Proposals in the green paper for grammar schools to admit more pupils from low-income families will suck out cash from comprehensives that would help the most deprived children, warns the former pupil premium champion.
Schools receive about £1,000 pupil premium funding per eligible child, but the cash follows the pupil – meaning if they move to a grammar school the cash would be transferred too.
Sir John Dunford said the proposal that selective schools could expand on the condition they take a proportion of pupils from lower-income households would push a “disproportionate” amount of pupil premium cash to the most able poorer students – while damaging the prospects of disadvantaged children “whose needs are greatest”.
He said schools often took the total funding from all their pupil premium children and used it on various policies to help poorer pupils “and that has made a substantial difference in those schools”.
He told Schools Week: “If grammar schools take the brightest of disadvantaged children and the pupil premium cash for them, that would leave the comprehensive schools and the secondary modern schools with less to spend on children whose needs are greatest.
“In a comprehensive school you look at the total amount and, while schools spend some pupil premium money on bright pupil premium children, it is often less than they have to spend on children who can’t read, for example.”
The premium, set up by the government in 2011 as an additional pot to help schools to raise attainment, has become an “essential resource” in comprehensives, Dunford says.
“My point is that a disproportionate amount of pupil premium money would be going with those bright children and putting comprehensive schools at a further disadvantage.”
A disproportionate amount of pupil premium money would be going with those bright children and putting comprehensive schools at a further disadvantage
One school group, The King Edward VI foundation in Birmingham, which runs five grammars in the city, already has an admissions system that prioritises disadvantaged children.
It allows for at least 20 per cent of places to be reserved for pupils on free school meals, provided they meet a predesignated minimum score.
About 28 per cent of the city’s pupils claim free school meals, according to the latest government data.
Richard Tattersfield, principal at Heartlands academy in Birmingham, which has a pupil premium spend of more than £550,000, said an expansion of grammar schools in the area would lead to an “inevitable decline” in funding for comprehensives such as his.
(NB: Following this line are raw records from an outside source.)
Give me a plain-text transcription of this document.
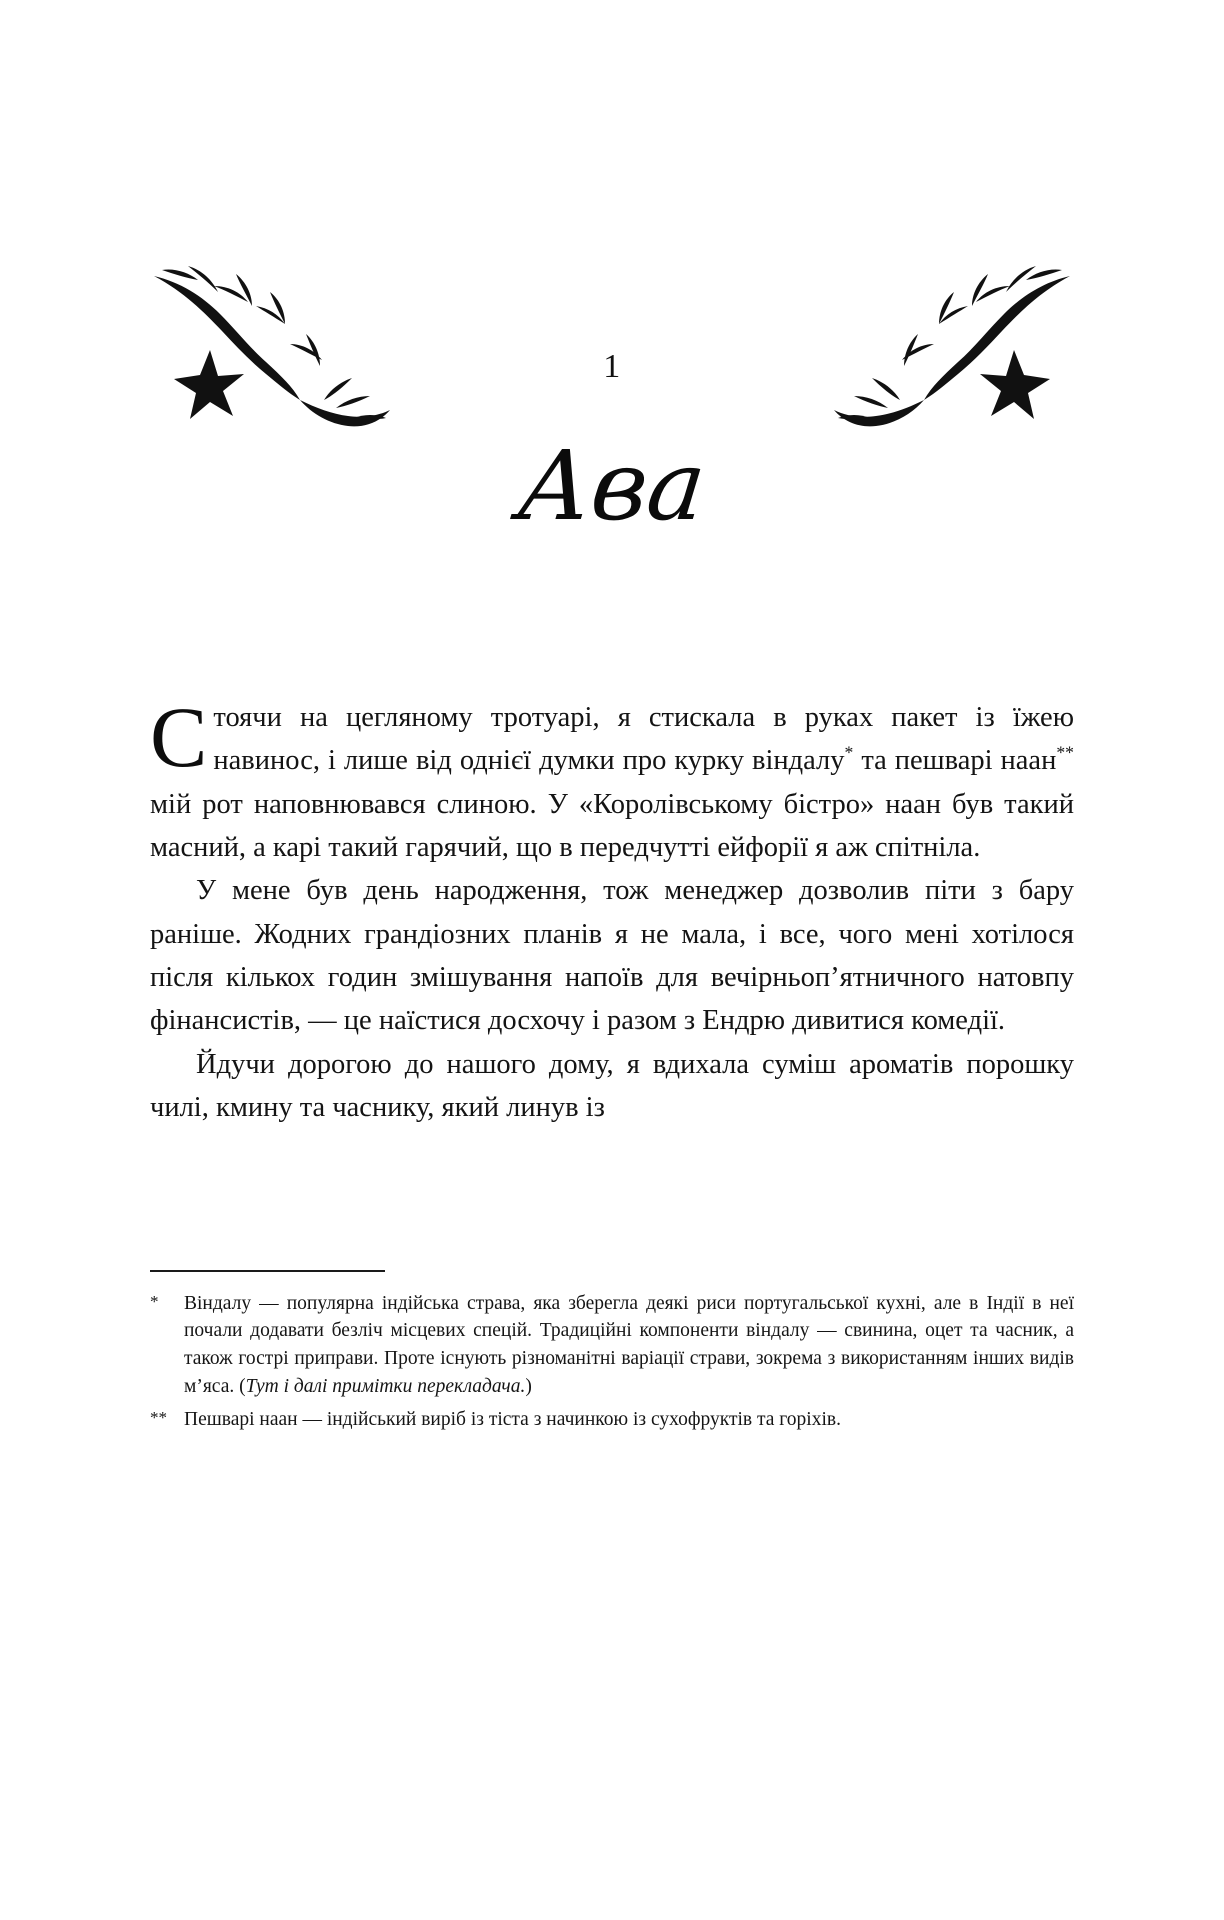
1
Ава

Стоячи на цегляному тротуарі, я стискала в руках пакет із їжею навинос, і лише від однієї думки про курку віндалу* та пешварі наан** мій рот наповнювався слиною. У «Королівському бістро» наан був такий масний, а карі такий гарячий, що в передчутті ейфорії я аж спітніла.

У мене був день народження, тож менеджер дозволив піти з бару раніше. Жодних грандіозних планів я не мала, і все, чого мені хотілося після кількох годин змішування напоїв для вечірньоп’ятничного натовпу фінансистів, — це наїстися досхочу і разом з Ендрю дивитися комедії.

Йдучи дорогою до нашого дому, я вдихала суміш ароматів порошку чилі, кмину та часнику, який линув із

*	Віндалу — популярна індійська страва, яка зберегла деякі риси португальської кухні, але в Індії в неї почали додавати безліч місцевих спецій. Традиційні компоненти віндалу — свинина, оцет та часник, а також гострі приправи. Проте існують різноманітні варіації страви, зокрема з використанням інших видів м’яса. (Тут і далі примітки перекладача.)
** Пешварі наан — індійський виріб із тіста з начинкою із сухофруктів та горіхів.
Councillor Brigid Jones, cabinet member for schools at Birmingham City Council, agreed that if grammar schools expanded, “rather than replacing richer children with less rich ones” there would be an “inevitable effect” on neighbouring comprehensives.
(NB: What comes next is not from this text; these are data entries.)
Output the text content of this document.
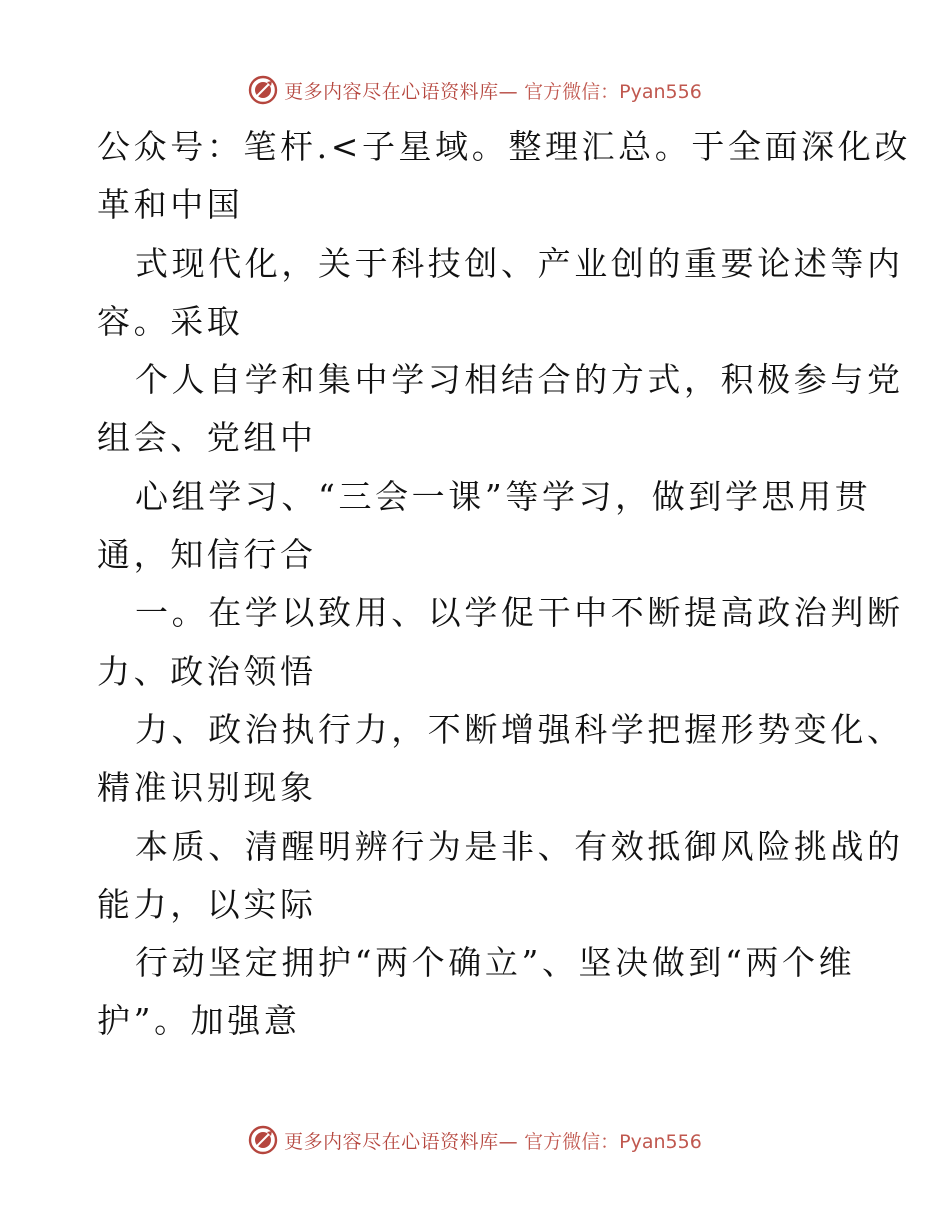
更多内容尽在心语资料库— 官方微信：Pyan556
公众号：笔杆.<子星域。整理汇总。于全面深化改
革和中国
式现代化，关于科技创、产业创的重要论述等内
容。采取
个人自学和集中学习相结合的方式，积极参与党
组会、党组中
心组学习、“三会一课”等学习，做到学思用贯
通，知信行合
一。在学以致用、以学促干中不断提高政治判断
力、政治领悟
力、政治执行力，不断增强科学把握形势变化、
精准识别现象
本质、清醒明辨行为是非、有效抵御风险挑战的
能力，以实际
行动坚定拥护“两个确立”、坚决做到“两个维
护”。加强意
更多内容尽在心语资料库— 官方微信：Pyan556
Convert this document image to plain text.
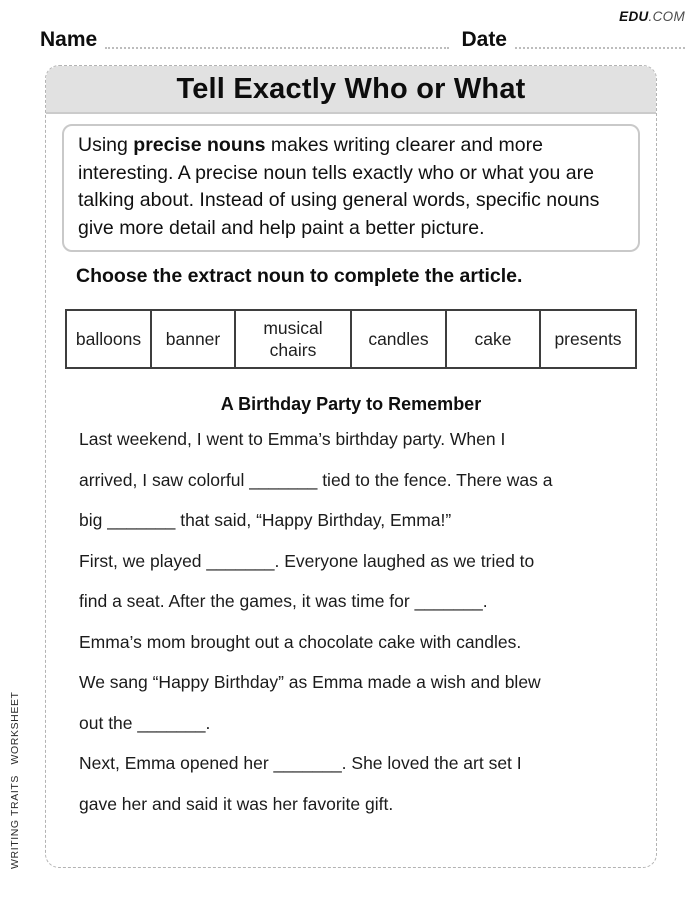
EDU.COM
Name	Date
Tell Exactly Who or What
Using precise nouns makes writing clearer and more interesting. A precise noun tells exactly who or what you are talking about. Instead of using general words, specific nouns give more detail and help paint a better picture.
Choose the extract noun to complete the article.
balloons	banner	musical chairs	candles	cake	presents
A Birthday Party to Remember
Last weekend, I went to Emma’s birthday party. When I
arrived, I saw colorful _______ tied to the fence. There was a
big _______ that said, “Happy Birthday, Emma!”
First, we played _______. Everyone laughed as we tried to
find a seat. After the games, it was time for _______.
Emma’s mom brought out a chocolate cake with candles.
We sang “Happy Birthday” as Emma made a wish and blew
out the _______.
Next, Emma opened her _______. She loved the art set I
gave her and said it was her favorite gift.
WRITING TRAITS   WORKSHEET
But Chris McGovern, chairman of the Campaign for Real Education, said it was “absurd and ridiculous” for comprehensives to say they would “not get a fair share of poverty stricken children” because “the more pupil premium children going to grammars is a great thing that should be celebrated”.
He told Schools Week: “If some comprehensives are saying they will miss out on pupil premium money, they are just looking for something to complain about because let’s face it, the teaching profession on the whole is not in favour of grammar schools and selection.
“If comprehensives want to monopolise the intake of pupil premium pupils then they will condemn those pupils to the sort of education they’ve been suffering from for the past 50 years.”